Dividing fractions means multiplying the first fraction by the reciprocal of the second fraction. In simple terms, you keep the first fraction the same, flip the second fraction, and then multiply.
- Reciprocal means swapping the numerator and denominator.
- This method is often called "keep, change, flip".
- Example: 1/2 ÷ 3/4 = 1/2 × 4/3 = 4/6 = 2/3.
2. How do you divide fractions step by step?
To divide fractions, use the rule keep, change, flip and then multiply. Follow these steps:
- Keep the first fraction the same.
- Change the division sign (÷) to multiplication (×).
- Flip the second fraction to get its reciprocal.
- Multiply numerators and denominators.
- Simplify the final answer.
3. Why do you flip the second fraction when dividing?
You flip the second fraction because dividing by a fraction is the same as multiplying by its reciprocal. Mathematically, a ÷ b = a × (1/b), which explains why the divisor is inverted.
- Example: 4 ÷ 1/2 = 4 × 2 = 8.
- This works because multiplying by the reciprocal cancels the original fraction.
4. What is the formula for dividing fractions?
The formula for dividing fractions is a/b ÷ c/d = a/b × d/c. This means you multiply the first fraction by the reciprocal of the second.
- Multiply numerators: a × d
- Multiply denominators: b × c
- Simplify the result if possible.
5. How do you divide fractions with whole numbers?
To divide fractions with whole numbers, first write the whole number as a fraction with denominator 1. Then apply the usual division rule.
- Example: 3 ÷ 2/5
- Write 3 as 3/1.
- 3/1 ÷ 2/5 = 3/1 × 5/2 = 15/2.
6. How do you divide mixed numbers?
To divide mixed numbers, first convert them into improper fractions and then apply the division rule. Follow these steps:
- Convert each mixed number to an improper fraction.
- Use keep, change, flip.
- Multiply and simplify.
7. Can you give an example of dividing fractions?
An example of dividing fractions is 5/6 ÷ 2/3, which equals 5/4. Here is the working:
- Keep 5/6.
- Change ÷ to ×.
- Flip 2/3 to get 3/2.
- Multiply: 5/6 × 3/2 = 15/12.
- Simplify: 15/12 = 5/4.
8. What are common mistakes when dividing fractions?
Common mistakes when dividing fractions include not flipping the second fraction and forgetting to simplify the final answer. Watch out for these errors:
- Flipping the wrong fraction.
- Multiplying without changing ÷ to ×.
- Not converting mixed numbers properly.
- Leaving the answer unsimplified.
9. Do you need a common denominator to divide fractions?
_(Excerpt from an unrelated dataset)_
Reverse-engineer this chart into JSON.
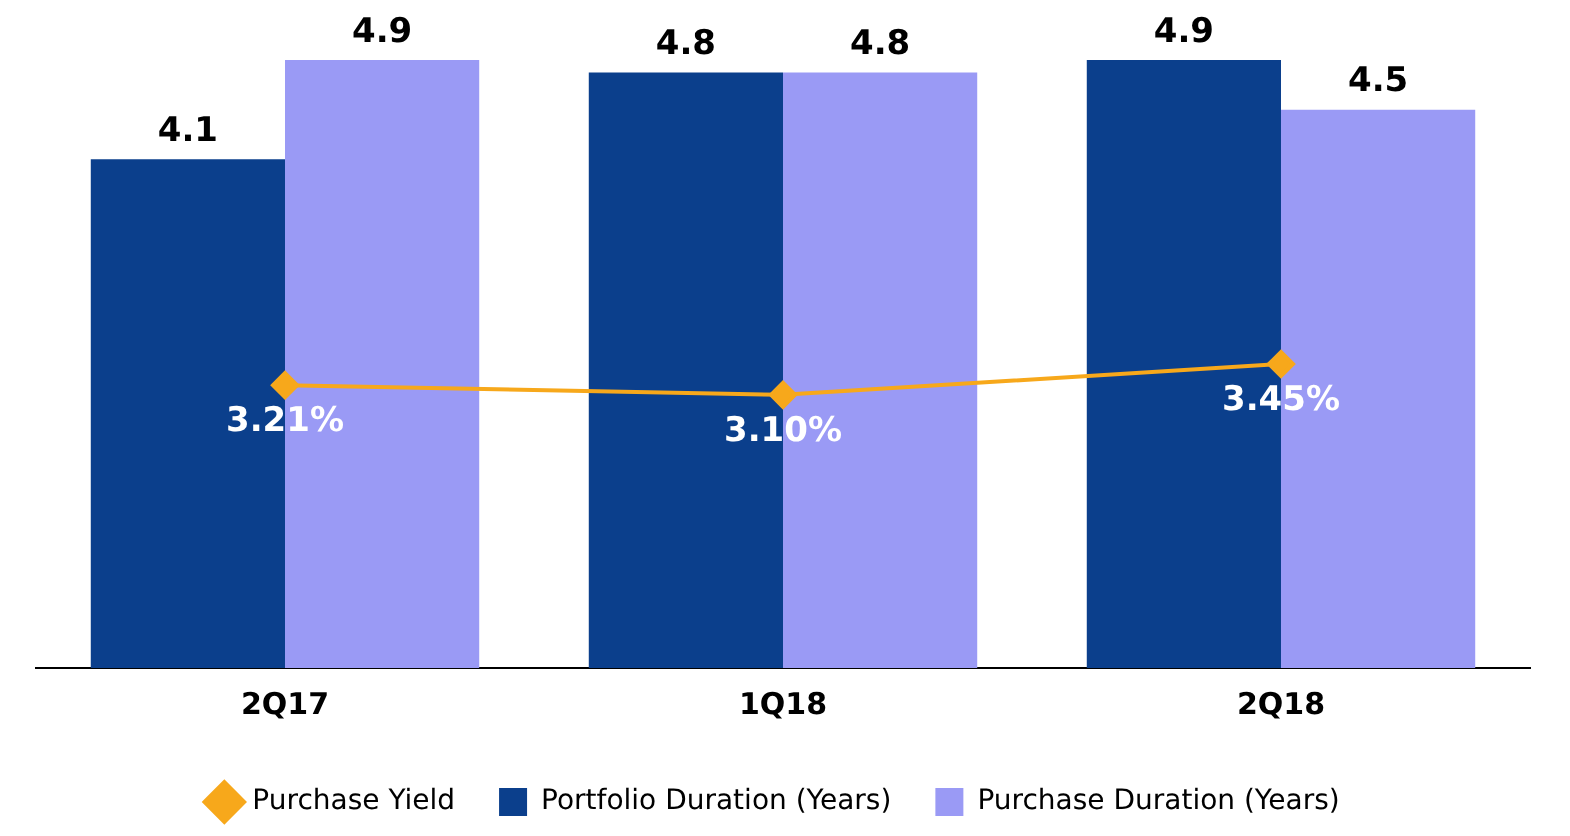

You do not need a common denominator to divide fractions because division uses multiplication by the reciprocal. Unlike adding or subtracting fractions, no denominator matching is required.
- Example: 2/5 ÷ 3/7 = 2/5 × 7/3 = 14/15.
- The method works directly without finding a least common denominator (LCD).
10. What happens when you divide a fraction by 1?
When you divide a fraction by 1, the fraction stays the same value. This is because any number divided by 1 equals itself.
- Example: 7/8 ÷ 1 = 7/8.
- Since the reciprocal of 1 is 1, multiplication does not change the fraction.